Infortuné ! à quel âge m’attendaient et l’amour, et la jalousie, et l’égarement, et la perfidie, et les faux serments, et les larmes de rage, et les serrements de cœur, et les soupirs sanglotés, et la cruelle insomnie, et les transports de douleur, et les chagrins, et le brisement de l’âme, et l’horrible désespoir !… Mais hélas ! qui n’y eût été pris comme moi !… O toi, qui as passé l’âge de plaire, et qui regardes encore avec plaisir une fille à l’œil doux et modeste. Insensé ! fuis ! que crois-tu trouver dans son cœur ? l’inconstance, le mépris, le dégoût, le désir de te tromper, l’effronterie pour braver tes reproches !… Telle fut Elisabeth Sara Lee : telle fut la fille que je crus tendre, douce, reconnaissante, aimable, sincère, constante, fidèle !…
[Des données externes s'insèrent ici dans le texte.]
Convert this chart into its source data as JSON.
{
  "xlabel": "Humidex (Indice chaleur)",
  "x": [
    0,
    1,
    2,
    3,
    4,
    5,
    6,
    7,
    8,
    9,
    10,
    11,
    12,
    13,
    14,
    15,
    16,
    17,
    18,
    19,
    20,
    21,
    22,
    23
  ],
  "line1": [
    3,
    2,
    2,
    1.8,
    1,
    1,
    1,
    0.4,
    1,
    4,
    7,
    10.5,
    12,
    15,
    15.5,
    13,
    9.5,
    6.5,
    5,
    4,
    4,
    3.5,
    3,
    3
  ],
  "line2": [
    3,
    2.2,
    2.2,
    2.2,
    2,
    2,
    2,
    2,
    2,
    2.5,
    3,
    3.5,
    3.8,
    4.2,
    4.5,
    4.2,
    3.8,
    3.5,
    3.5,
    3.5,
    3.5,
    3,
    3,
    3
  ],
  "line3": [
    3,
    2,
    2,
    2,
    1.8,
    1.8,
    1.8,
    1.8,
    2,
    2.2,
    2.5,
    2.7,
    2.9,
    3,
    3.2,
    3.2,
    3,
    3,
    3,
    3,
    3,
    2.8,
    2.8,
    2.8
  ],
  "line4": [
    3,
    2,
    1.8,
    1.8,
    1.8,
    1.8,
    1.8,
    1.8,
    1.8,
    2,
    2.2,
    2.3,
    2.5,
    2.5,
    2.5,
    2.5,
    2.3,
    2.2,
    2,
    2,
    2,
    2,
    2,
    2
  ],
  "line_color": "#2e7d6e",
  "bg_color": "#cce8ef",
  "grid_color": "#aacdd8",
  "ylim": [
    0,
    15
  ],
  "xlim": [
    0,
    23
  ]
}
Je me nomme d’Aigremont, et je suis né en 1734, le 22 novembre[1]. En 1780, j’avais quarante-six ans, et j’aimai ! j’aimai !… Pardonnez, lecteur sévère, je ne suis pas coupable. Si j’ai donné entrée dans mon trop sensible cœur au fatal poison de

  1. « Je vis le jour en 1734, le 22 novembre. » Monsieur Nicolas, p. 1. En réalité Restif est né le 23 octobre.